22 November 2006 - 19:02Issues with legacy systems
It is possible that a legacy system on its way to being decommisioned will try to push legacy behavior to a new system. One example could be a new tax services that has to get input from an old system handling commodity trades. The new tax system has its interface for communicating with the outside world, but the old commodity service is sending tax information using its proprietary format. More than that, the commodity system requires some behavior to be implemented on the system it communicates with: the old “if the 4-th char in the message is a ‘C’ then do this, else do that”. It is pretty clear that this is pretty bad, after all you are trying to scrap the “if the 4-th char …” and replace it with a new set of rules that will be relevant for as long as possible. *
There are a few ways to deal with this type of requests. The first thing to do is to refuse outright trying to deal with this legacy behavior, after all in 5, 10 years the new system will have plenty of legacy behavior on its own. Pushing forward legacy behavior is not a good strategy either, you are basically putting more work at each new wave of system renewal.
Sometimes this is not possible, for example, it is possible that no development is done on the old system within a reasonable time-frame.

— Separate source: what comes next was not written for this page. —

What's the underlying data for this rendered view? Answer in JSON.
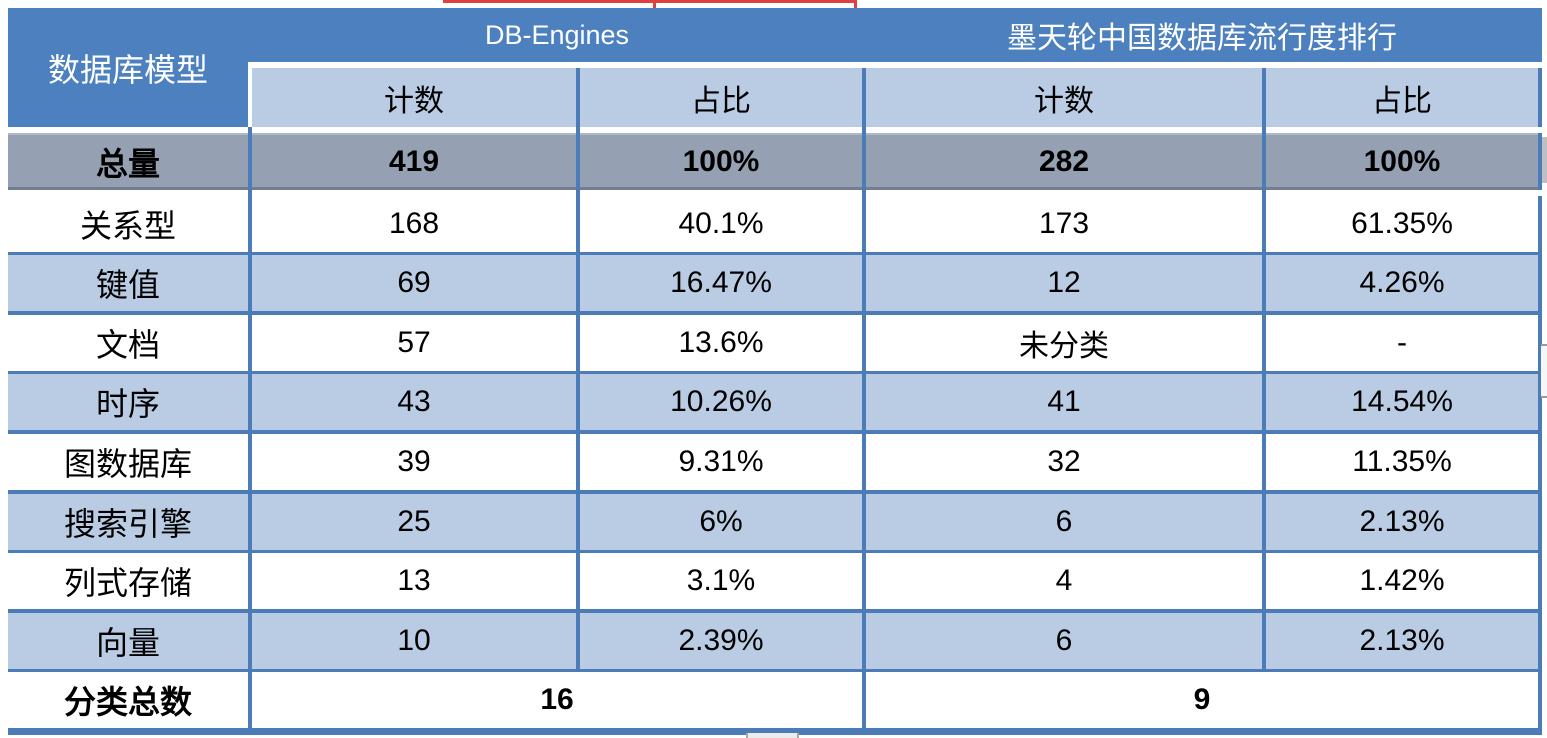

One way to interact with this system is to isolate the legacy behavior that will get discarded away from the core of the applications and make it available to this system in some form or another. Abstraction would help very well in this regard, if the business process your application is implementing is well abstracted then you could create a customized implementation that contains the legacy behavior, implementation which could be discarded when the legacy system gets decommissioned for real. If you are working in a flow-based environment you could create a partition of your engine dedicated to legacy workflows and code your legacy behavior in a workflow deployed in this partition. Customized communication channels which talk to the legacy system pushing legacy behavior onto you should help as well for isolating behavior that is prone to become obsolete.
*On a side note: decommissioning a system should actually be the side effect of decommissioning a set of business rules (and not vice-versa).